We need to make sure that patient records and images across all of the “-ologies” are available on demand. Picture Archive and Communications Systems (PACS) and Enterprise Imaging (EI) vendors across this space have made large strides to make this happen, but still face challenges in interoperability with every piece of equipment in the radiology space.

Tom Watson
Interoperability has improved with the use of a vendor-neutral archive and integration engines to route the patient’s imaging across the health care landscape. To a degree, these integration engines are beginning to create a seamless flow of imaging files across the network to multiple work stations. They are growing, and will eventually appear on point-of-care devices, which will then allow the physician and/or radiologist to make better informed and more meaningful decisions at the point of care.

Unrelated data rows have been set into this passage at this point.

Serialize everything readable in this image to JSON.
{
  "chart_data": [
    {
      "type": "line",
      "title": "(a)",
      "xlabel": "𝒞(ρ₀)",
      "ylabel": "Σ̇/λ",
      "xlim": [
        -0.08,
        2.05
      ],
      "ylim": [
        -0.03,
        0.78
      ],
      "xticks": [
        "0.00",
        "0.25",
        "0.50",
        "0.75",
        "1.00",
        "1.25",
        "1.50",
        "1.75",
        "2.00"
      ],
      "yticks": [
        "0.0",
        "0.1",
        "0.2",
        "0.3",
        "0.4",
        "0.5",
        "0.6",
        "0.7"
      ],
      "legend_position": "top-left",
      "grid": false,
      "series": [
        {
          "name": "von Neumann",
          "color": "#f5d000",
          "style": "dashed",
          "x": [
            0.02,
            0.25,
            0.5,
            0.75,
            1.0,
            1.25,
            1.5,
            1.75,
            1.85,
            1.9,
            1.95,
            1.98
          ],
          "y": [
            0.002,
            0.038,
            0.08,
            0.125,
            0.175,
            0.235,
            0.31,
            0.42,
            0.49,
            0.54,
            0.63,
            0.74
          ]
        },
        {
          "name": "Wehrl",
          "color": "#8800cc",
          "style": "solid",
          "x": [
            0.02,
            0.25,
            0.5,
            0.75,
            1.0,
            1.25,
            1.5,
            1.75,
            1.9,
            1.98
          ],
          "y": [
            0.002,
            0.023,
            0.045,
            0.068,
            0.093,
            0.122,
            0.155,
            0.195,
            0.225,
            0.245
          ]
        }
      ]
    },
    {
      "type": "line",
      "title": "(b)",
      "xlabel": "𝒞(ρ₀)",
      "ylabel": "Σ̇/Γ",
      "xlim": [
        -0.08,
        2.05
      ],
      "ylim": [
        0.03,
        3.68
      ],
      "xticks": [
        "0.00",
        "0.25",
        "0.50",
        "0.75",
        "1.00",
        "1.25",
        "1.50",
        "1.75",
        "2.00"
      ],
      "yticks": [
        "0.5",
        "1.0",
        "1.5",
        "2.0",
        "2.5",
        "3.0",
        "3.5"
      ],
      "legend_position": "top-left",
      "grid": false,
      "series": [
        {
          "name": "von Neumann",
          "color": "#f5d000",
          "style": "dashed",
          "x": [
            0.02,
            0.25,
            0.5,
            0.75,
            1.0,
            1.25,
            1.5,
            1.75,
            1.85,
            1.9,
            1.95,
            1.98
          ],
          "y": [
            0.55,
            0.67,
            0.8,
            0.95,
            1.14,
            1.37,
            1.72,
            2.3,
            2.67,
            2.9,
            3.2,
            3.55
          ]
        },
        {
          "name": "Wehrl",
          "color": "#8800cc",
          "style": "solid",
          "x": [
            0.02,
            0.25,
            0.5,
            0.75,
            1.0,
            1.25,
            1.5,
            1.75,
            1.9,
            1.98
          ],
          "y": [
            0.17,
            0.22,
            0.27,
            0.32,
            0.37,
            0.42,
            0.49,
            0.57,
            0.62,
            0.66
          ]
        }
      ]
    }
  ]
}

The associated reporting and data that go with the images are becoming key as well. The goal is a comprehensive record of every patient’s history, test results, diagnoses, treatment regimens, and medication history, along with images, data and reports.

There continues to be work in both the EMR camp as well as the imaging camp to move toward this common goal. Imaging solutions still have a number of silos within their sector that need to be further consolidated into a single database or centralized storage with associated quantitative and standardized report structures. Many image solutions have not yet fully embraced the need to create not only an image repository for non-radiographic images (lab, ophthalmology, surgery, etc.) but also to combine that with the clinically necessary quantitative and diagnostic tools required for each respective specialty.